Compassion & Choices today released its second video in a digital video ad campaign featuring passionate advocates of New Jersey’s Aid in Dying for Terminally Ill Act (A1504, S1072) urging the state Assembly and Senate to pass the bill before the end of year. Dec. 17 is the last scheduled voting day for the legislature.
The ads will continue until lawmakers enact the Aid in Dying for the Terminally Ill Act into law. The new video features two sisters who are nurses disabled by life-shortening diseases. They urge New Jerseyans to write their lawmakers in support of the legislation and to bring it to the floor for a vote.
“I've had 18 surgeries. I plan to fight my illness for as long as I can. I enjoy life,” says 61-year-old Clark resident Laurie Wilcox, LPN, who has suffered from rheumatoid arthritis for 30 years that has invaded her lung tissue and requires an oxygen tank most of the day to breathe. “At the end stage of my disease, I do not want to suffer through air hunger in the very last days of my life. Please urge New Jersey lawmakers to bring this legislation to the floor for a vote now.”
“I have two small, small grandchildren that I love to death,” says Hamilton Township resident Melissa Wilcox, RN, who suffers from small cell lung cancer, the most deadly of all lung cancers. “I don't want to die, but I'm going to. I'd like to have the opportunity to do it in my own way, at home, with my family and friends around me. I need the lawmakers to act right now because I may not have tomorrow.”
A 2-1 majority (63% vs. 29%) of New Jersey voters, including most Protestants (73%), Catholics (64%) and other non-Protestant residents (59%), support medical aid in dying, according to the most recent state poll on the issue by Rutgers-Eagleton. Major newspapers statewide have endorsed the Aid in Dying for Terminally Ill Act.

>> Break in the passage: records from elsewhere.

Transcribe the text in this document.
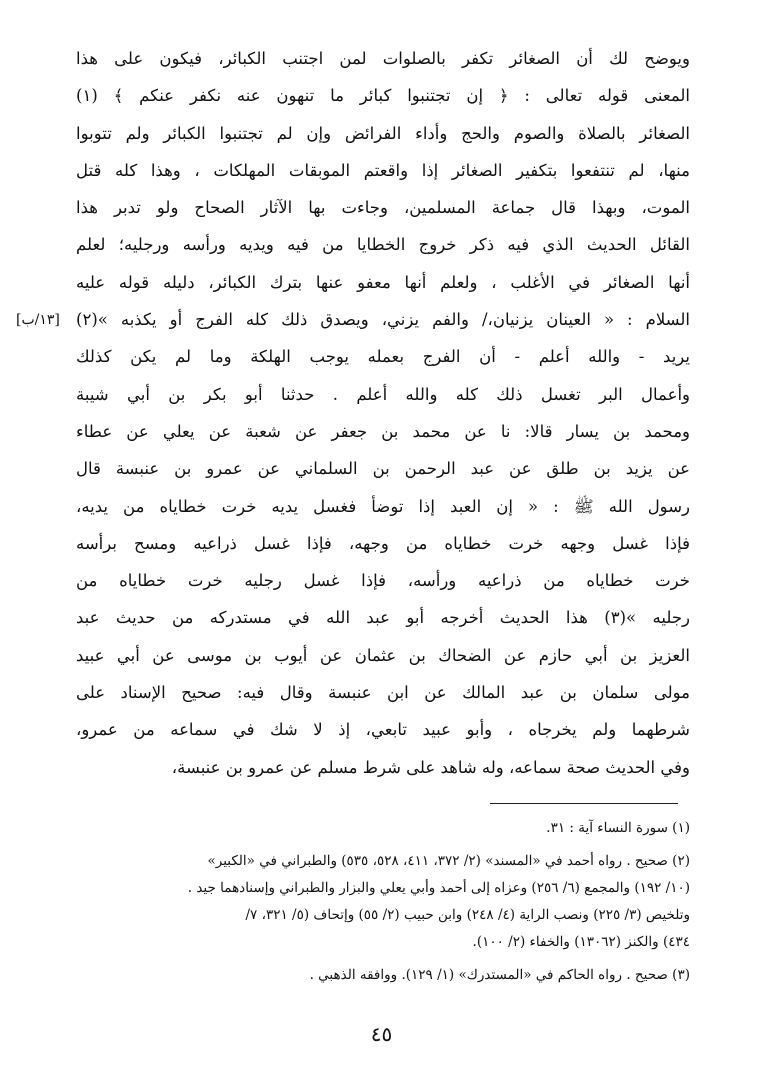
ويوضح لك أن الصغائر تكفر بالصلوات لمن اجتنب الكبائر، فيكون على هذا
المعنى قوله تعالى : ﴿ إن تجتنبوا كبائر ما تنهون عنه نكفر عنكم ﴾ (١)
الصغائر بالصلاة والصوم والحج وأداء الفرائض وإن لم تجتنبوا الكبائر ولم تتوبوا
منها، لم تنتفعوا بتكفير الصغائر إذا واقعتم الموبقات المهلكات ، وهذا كله قتل
الموت، وبهذا قال جماعة المسلمين، وجاءت بها الآثار الصحاح ولو تدبر هذا
القائل الحديث الذي فيه ذكر خروج الخطايا من فيه ويديه ورأسه ورجليه؛ لعلم
أنها الصغائر في الأغلب ، ولعلم أنها معفو عنها بترك الكبائر، دليله قوله عليه
السلام : « العينان يزنيان،/ والفم يزني، ويصدق ذلك كله الفرج أو يكذبه »(٢)
يريد - والله أعلم - أن الفرج بعمله يوجب الهلكة وما لم يكن كذلك
وأعمال البر تغسل ذلك كله والله أعلم . حدثنا أبو بكر بن أبي شيبة
ومحمد بن يسار قالا: نا عن محمد بن جعفر عن شعبة عن يعلي عن عطاء
عن يزيد بن طلق عن عبد الرحمن بن السلماني عن عمرو بن عنبسة قال
رسول الله ﷺ : « إن العبد إذا توضأ فغسل يديه خرت خطاياه من يديه،
فإذا غسل وجهه خرت خطاياه من وجهه، فإذا غسل ذراعيه ومسح برأسه
خرت خطاياه من ذراعيه ورأسه، فإذا غسل رجليه خرت خطاياه من
رجليه »(٣) هذا الحديث أخرجه أبو عبد الله في مستدركه من حديث عبد
العزيز بن أبي حازم عن الضحاك بن عثمان عن أيوب بن موسى عن أبي عبيد
مولى سلمان بن عبد المالك عن ابن عنبسة وقال فيه: صحيح الإسناد على
شرطهما ولم يخرجاه ، وأبو عبيد تابعي، إذ لا شك في سماعه من عمرو،
وفي الحديث صحة سماعه، وله شاهد على شرط مسلم عن عمرو بن عنبسة،
[١٣/ب]
(١) سورة النساء آية : ٣١.
(٢) صحيح . رواه أحمد في «المسند» (٢/ ٣٧٢، ٤١١، ٥٢٨، ٥٣٥) والطبراني في «الكبير»
(١٠/ ١٩٢) والمجمع (٦/ ٢٥٦) وعزاه إلى أحمد وأبي يعلي والبزار والطبراني وإسنادهما جيد .
وتلخيص (٣/ ٢٢٥) ونصب الراية (٤/ ٢٤٨) وابن حبيب (٢/ ٥٥) وإتحاف (٥/ ٣٢١، ٧/
٤٣٤) والكنز (١٣٠٦٢) والخفاء (٢/ ١٠٠).
(٣) صحيح . رواه الحاكم في «المستدرك» (١/ ١٢٩). ووافقه الذهبي .
٤٥
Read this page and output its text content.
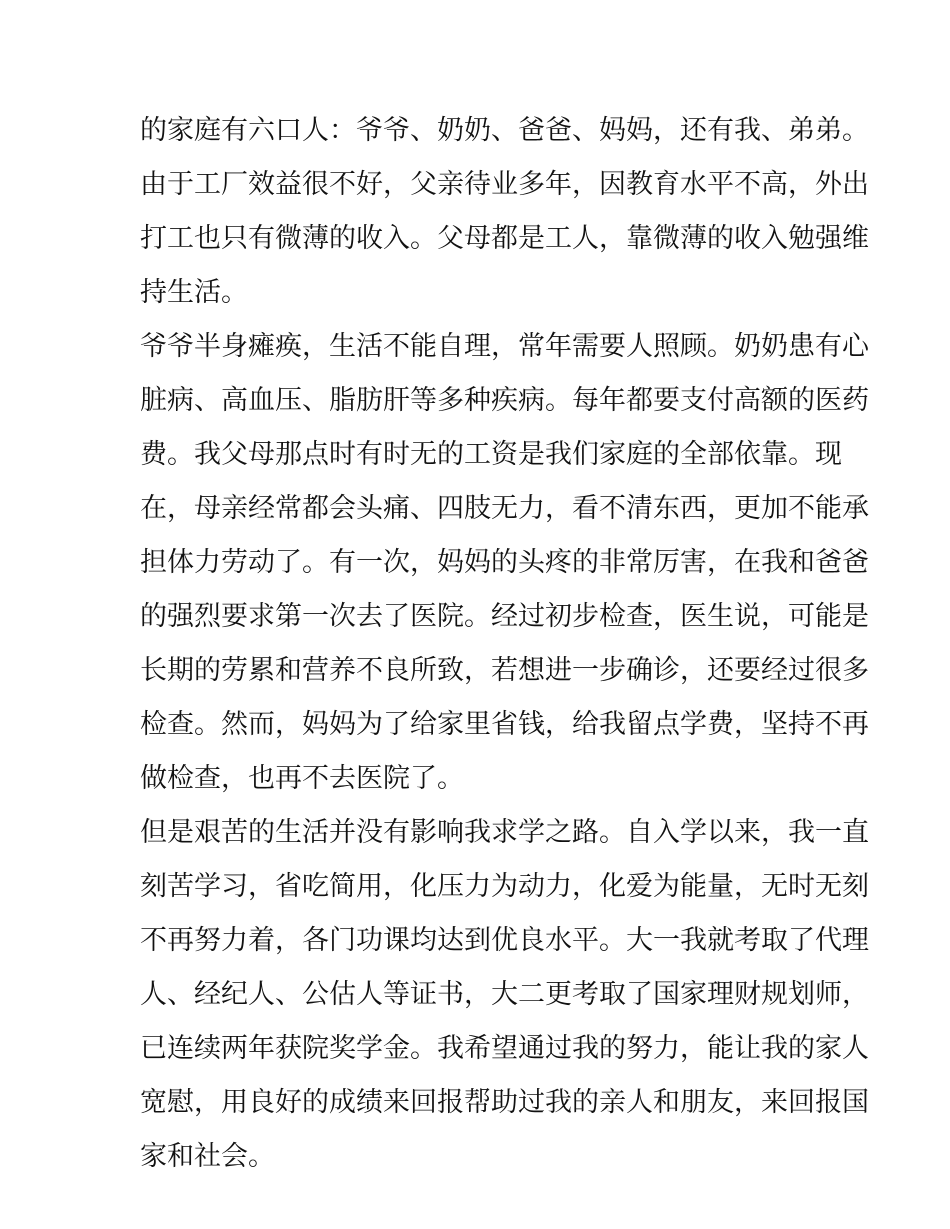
的家庭有六口人：爷爷、奶奶、爸爸、妈妈，还有我、弟弟。
由于工厂效益很不好，父亲待业多年，因教育水平不高，外出
打工也只有微薄的收入。父母都是工人，靠微薄的收入勉强维
持生活。
爷爷半身瘫痪，生活不能自理，常年需要人照顾。奶奶患有心
脏病、高血压、脂肪肝等多种疾病。每年都要支付高额的医药
费。我父母那点时有时无的工资是我们家庭的全部依靠。现
在，母亲经常都会头痛、四肢无力，看不清东西，更加不能承
担体力劳动了。有一次，妈妈的头疼的非常厉害，在我和爸爸
的强烈要求第一次去了医院。经过初步检查，医生说，可能是
长期的劳累和营养不良所致，若想进一步确诊，还要经过很多
检查。然而，妈妈为了给家里省钱，给我留点学费，坚持不再
做检查，也再不去医院了。
但是艰苦的生活并没有影响我求学之路。自入学以来，我一直
刻苦学习，省吃简用，化压力为动力，化爱为能量，无时无刻
不再努力着，各门功课均达到优良水平。大一我就考取了代理
人、经纪人、公估人等证书，大二更考取了国家理财规划师，
已连续两年获院奖学金。我希望通过我的努力，能让我的家人
宽慰，用良好的成绩来回报帮助过我的亲人和朋友，来回报国
家和社会。
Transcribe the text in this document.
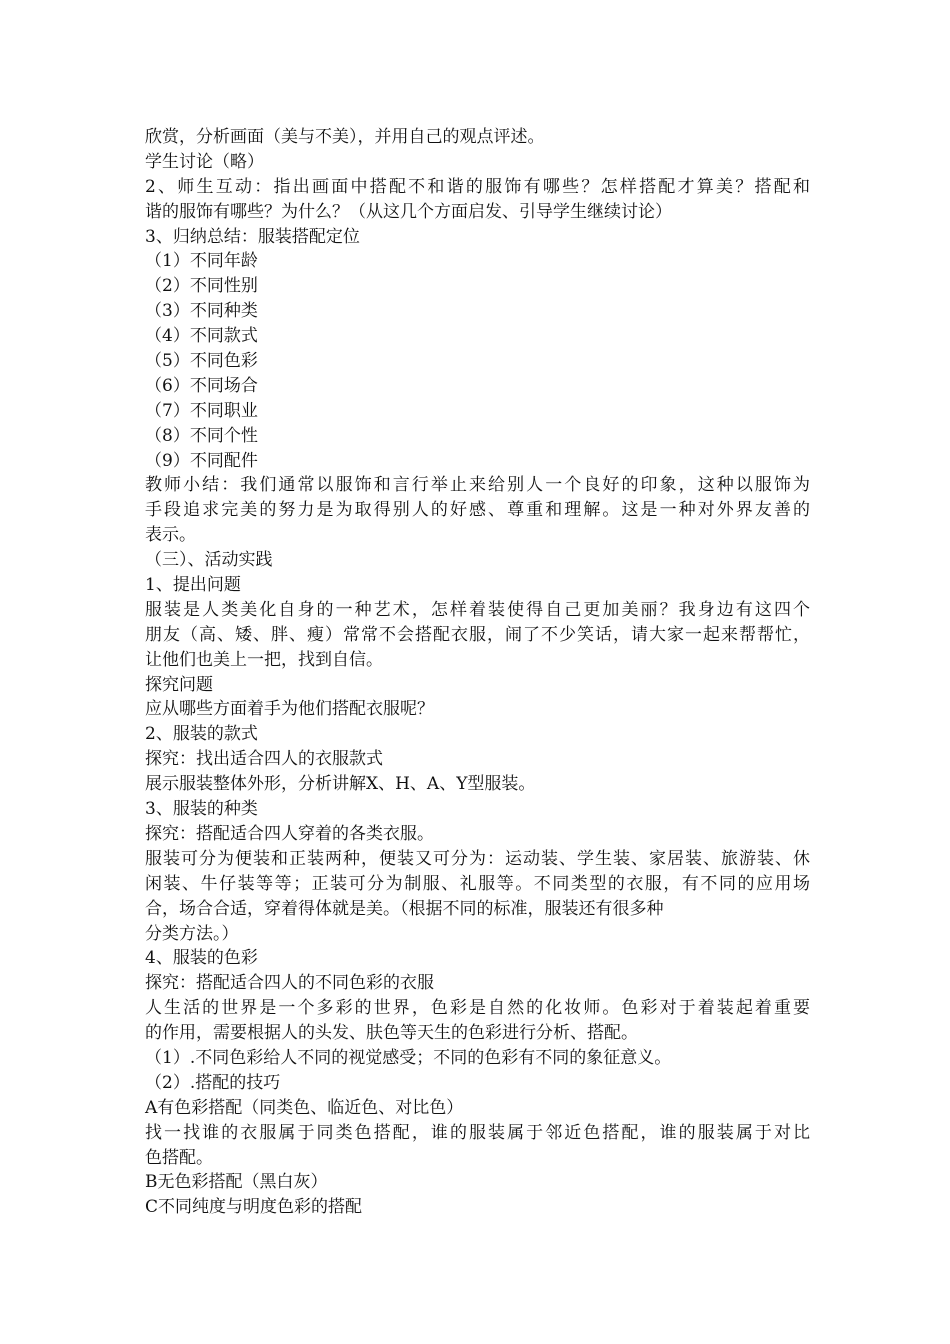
欣赏，分析画面（美与不美），并用自己的观点评述。
学生讨论（略）
2、师生互动：指出画面中搭配不和谐的服饰有哪些？怎样搭配才算美？搭配和
谐的服饰有哪些？为什么？（从这几个方面启发、引导学生继续讨论）
3、归纳总结：服装搭配定位
（1）不同年龄
（2）不同性别
（3）不同种类
（4）不同款式
（5）不同色彩
（6）不同场合
（7）不同职业
（8）不同个性
（9）不同配件
教师小结：我们通常以服饰和言行举止来给别人一个良好的印象，这种以服饰为
手段追求完美的努力是为取得别人的好感、尊重和理解。这是一种对外界友善的
表示。
（三）、活动实践
1、提出问题
服装是人类美化自身的一种艺术，怎样着装使得自己更加美丽？我身边有这四个
朋友（高、矮、胖、瘦）常常不会搭配衣服，闹了不少笑话，请大家一起来帮帮忙，
让他们也美上一把，找到自信。
探究问题
应从哪些方面着手为他们搭配衣服呢？
2、服装的款式
探究：找出适合四人的衣服款式
展示服装整体外形，分析讲解X、H、A、Y型服装。
3、服装的种类
探究：搭配适合四人穿着的各类衣服。
服装可分为便装和正装两种，便装又可分为：运动装、学生装、家居装、旅游装、休
闲装、牛仔装等等；正装可分为制服、礼服等。不同类型的衣服，有不同的应用场
合，场合合适，穿着得体就是美。（根据不同的标准，服装还有很多种
分类方法。）
4、服装的色彩
探究：搭配适合四人的不同色彩的衣服
人生活的世界是一个多彩的世界，色彩是自然的化妆师。色彩对于着装起着重要
的作用，需要根据人的头发、肤色等天生的色彩进行分析、搭配。
（1）.不同色彩给人不同的视觉感受；不同的色彩有不同的象征意义。
（2）.搭配的技巧
A有色彩搭配（同类色、临近色、对比色）
找一找谁的衣服属于同类色搭配，谁的服装属于邻近色搭配，谁的服装属于对比
色搭配。
B无色彩搭配（黑白灰）
C不同纯度与明度色彩的搭配
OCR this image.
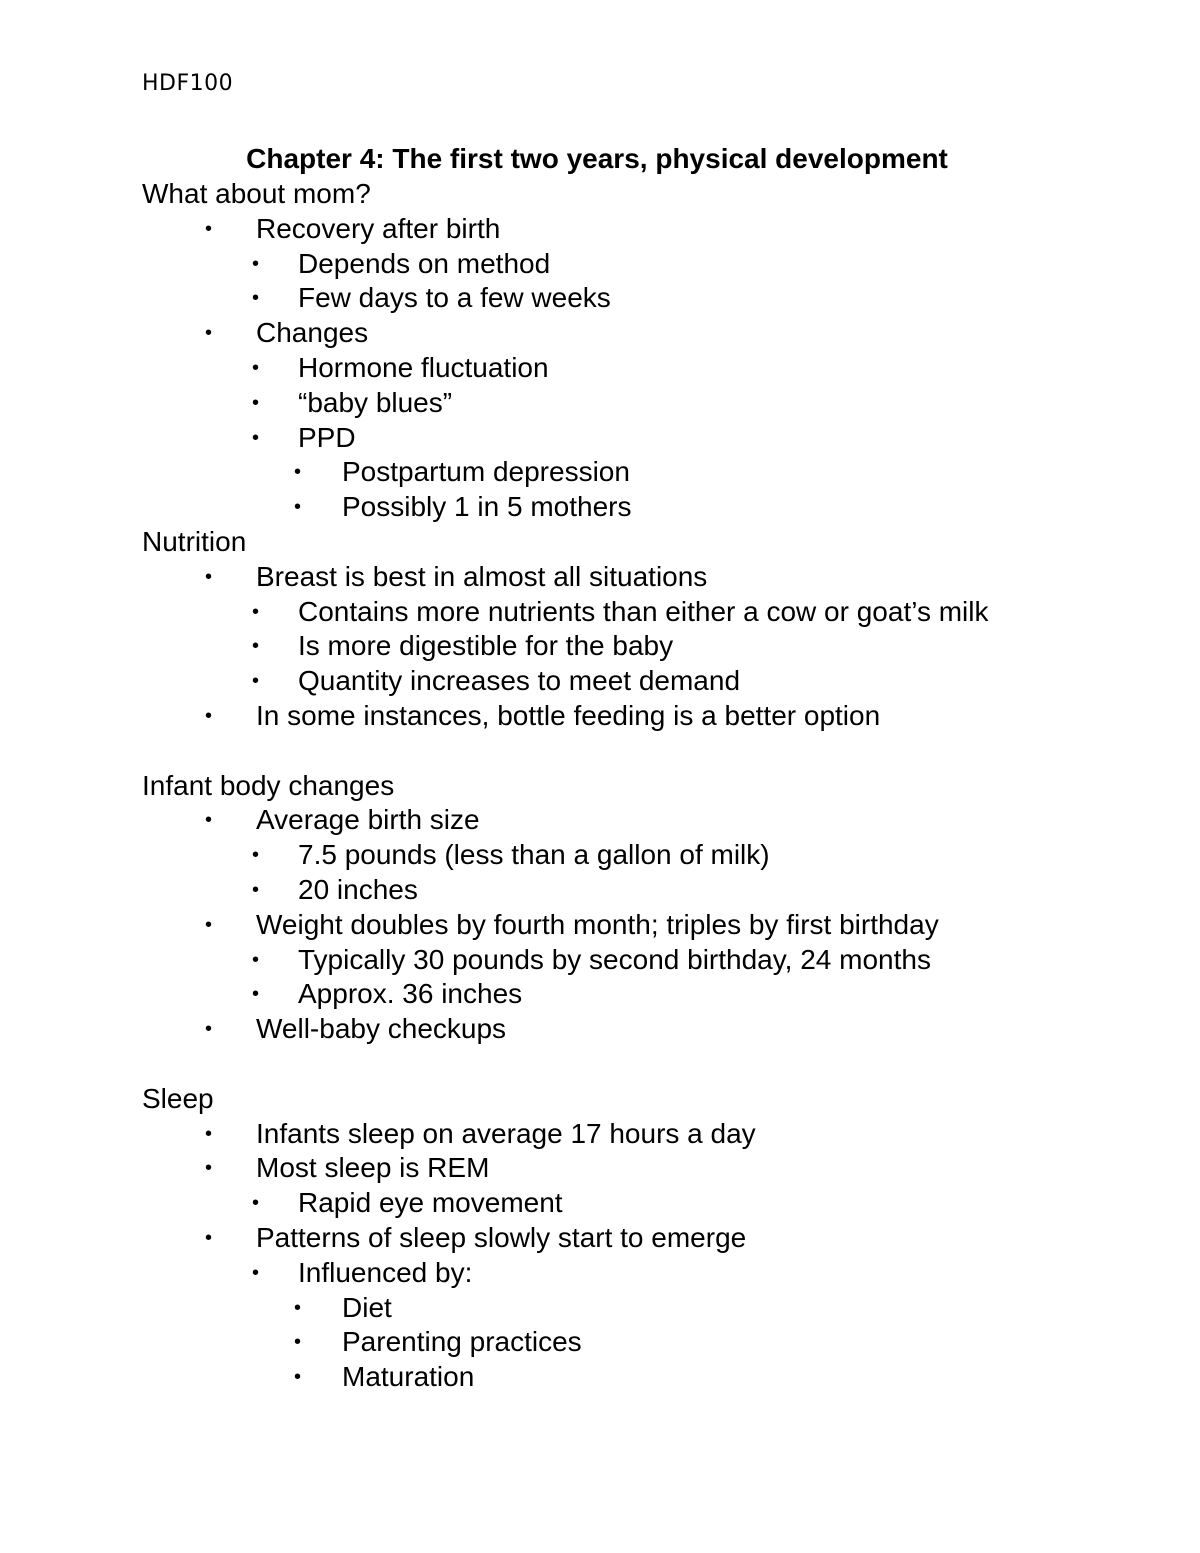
HDF100
Chapter 4: The first two years, physical development
What about mom?
• Recovery after birth
• Depends on method
• Few days to a few weeks
• Changes
• Hormone fluctuation
• “baby blues”
• PPD
• Postpartum depression
• Possibly 1 in 5 mothers
Nutrition
• Breast is best in almost all situations
• Contains more nutrients than either a cow or goat’s milk
• Is more digestible for the baby
• Quantity increases to meet demand
• In some instances, bottle feeding is a better option
Infant body changes
• Average birth size
• 7.5 pounds (less than a gallon of milk)
• 20 inches
• Weight doubles by fourth month; triples by first birthday
• Typically 30 pounds by second birthday, 24 months
• Approx. 36 inches
• Well-baby checkups
Sleep
• Infants sleep on average 17 hours a day
• Most sleep is REM
• Rapid eye movement
• Patterns of sleep slowly start to emerge
• Influenced by:
• Diet
• Parenting practices
• Maturation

“We have the votes now to pass this popular, six year-old bill in the Assembly and Senate,” said Corinne Carey, New Jersey campaign director for Compassion & Choices. “Lawmakers should honor the wishes of the vast majority of their constituents and pass this bill before any more terminally ill New Jerseyans die in needless agony because they did not have this option.”
Medical aid in dying is authorized in Washington, D.C. and 7 states: California, Colorado, Montana, Oregon, Vermont, Washington, and starting on Jan. 1, in Hawai’i. Collectively, these jurisdictions represent nearly 1 out of 5 Americans (19%) and have 40 years of combined experience safely using this end-of-life care option.